I’m willing to admit it. There was a time not too long ago when I had so many apps scattered throughout my iPod Touch that finding the app I wanted was similar to locating a cotton ball in a snow bank. I was annoyed to flip through screen, after screen, after screen to scan for the app I wanted. One night after complaining that I couldn’t find Boggle to save my life, my husband let me in on a secret: you can create folders on your iPhone and iPod Touch to organize all those random apps. I was elated! Folders? Like on a computer? You bet!

Not only is this function handy for organization, but wouldn’t it be nice if your kids had one folder they knew to touch on your iPhone, allowing them access to all of your kid friendly apps? You bet it would be! And making it happen is nothing short of simple. Let’s take a look at how to create and manage folders on your iPhone and iPod Touch.

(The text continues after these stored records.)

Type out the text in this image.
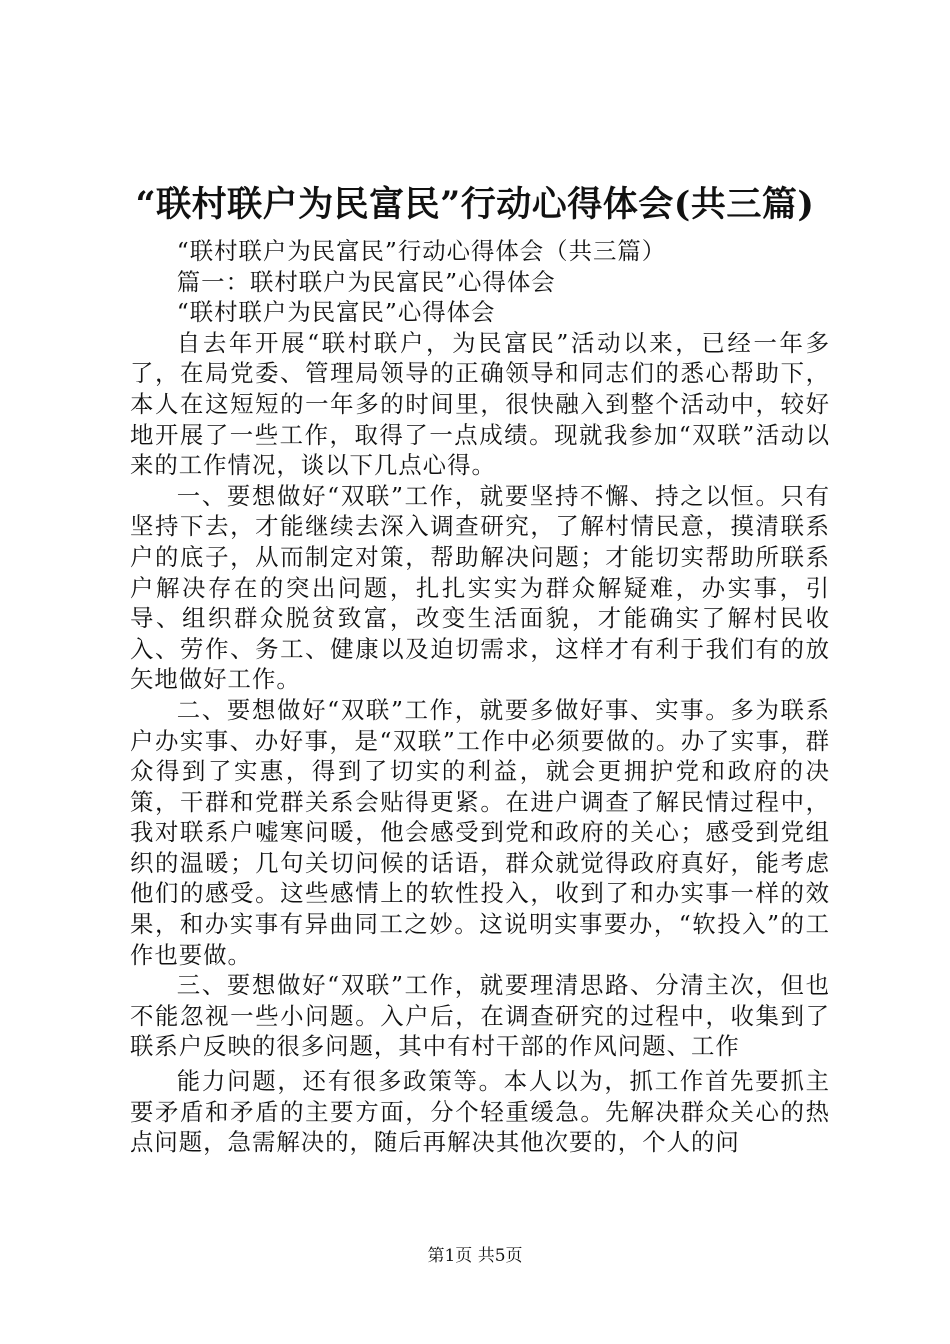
“联村联户为民富民”行动心得体会(共三篇)

“联村联户为民富民”行动心得体会（共三篇）

篇一：联村联户为民富民”心得体会

“联村联户为民富民”心得体会

自去年开展“联村联户，为民富民”活动以来，已经一年多了，在局党委、管理局领导的正确领导和同志们的悉心帮助下，本人在这短短的一年多的时间里，很快融入到整个活动中，较好地开展了一些工作，取得了一点成绩。现就我参加“双联”活动以来的工作情况，谈以下几点心得。

一、要想做好“双联”工作，就要坚持不懈、持之以恒。只有坚持下去，才能继续去深入调查研究，了解村情民意，摸清联系户的底子，从而制定对策，帮助解决问题；才能切实帮助所联系户解决存在的突出问题，扎扎实实为群众解疑难，办实事，引导、组织群众脱贫致富，改变生活面貌，才能确实了解村民收入、劳作、务工、健康以及迫切需求，这样才有利于我们有的放矢地做好工作。

二、要想做好“双联”工作，就要多做好事、实事。多为联系户办实事、办好事，是“双联”工作中必须要做的。办了实事，群众得到了实惠，得到了切实的利益，就会更拥护党和政府的决策，干群和党群关系会贴得更紧。在进户调查了解民情过程中，我对联系户嘘寒问暖，他会感受到党和政府的关心；感受到党组织的温暖；几句关切问候的话语，群众就觉得政府真好，能考虑他们的感受。这些感情上的软性投入，收到了和办实事一样的效果，和办实事有异曲同工之妙。这说明实事要办，“软投入”的工作也要做。

三、要想做好“双联”工作，就要理清思路、分清主次，但也不能忽视一些小问题。入户后，在调查研究的过程中，收集到了联系户反映的很多问题，其中有村干部的作风问题、工作

能力问题，还有很多政策等。本人以为，抓工作首先要抓主要矛盾和矛盾的主要方面，分个轻重缓急。先解决群众关心的热点问题，急需解决的，随后再解决其他次要的，个人的问

第1页 共5页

  1. Begin by touching and holding on an app that you want to move into a folder. After approximately 2-3 seconds of touch, all of the apps on your device will begin shaking.
  2. Create a folder by dragging an app on top of another app that you would like to “file” it with.
  3. Once two apps have been placed on top of each other, a gray box which represents the new folder will appear in place of the two app icons.
  4. A screen will appear, allowing you to name the folder and remove any unwanted apps from the folder.
  5. To add more apps to a folder, simply hold an app until the icons begin shaking, and drag the desired apps into the appropriate folder.
  6. Access folders by simply touching the folder, which will open to a screen displaying all of the apps within the selected folder.


This process can be repeated as necessary to create the number of folders required and simplify your iPod Touch or iPhone experience. Moms and dads can organize their phones to create easy access to kids games, mobile banking, adult games and work apps. The few minutes that folder creation and management will take is well worth the time that the final organization will save you in locating and putting apps to work!

Unfortunately, it seems that no more than nine apps can be stored per folder. However, having more than one “game” or “utility” folder isn’t an awful annoyance. Why not get the kids to help you organize apps by sub category, such as “word games” and use the task of iPhone and iPod Touch folder creation as an opportunity to brush up on organizational skills.
I know that I was shocked that I hadn’t figured out this simple, yet oh-so-handy feature sooner. (That will teach me not to read the entire instruction manual.) However, I sure am glad to have my iPod Touch organized with folders. Now that my favorite apps are easier to locate, I find myself using the apps for their intended purposes far more often with far less frustration.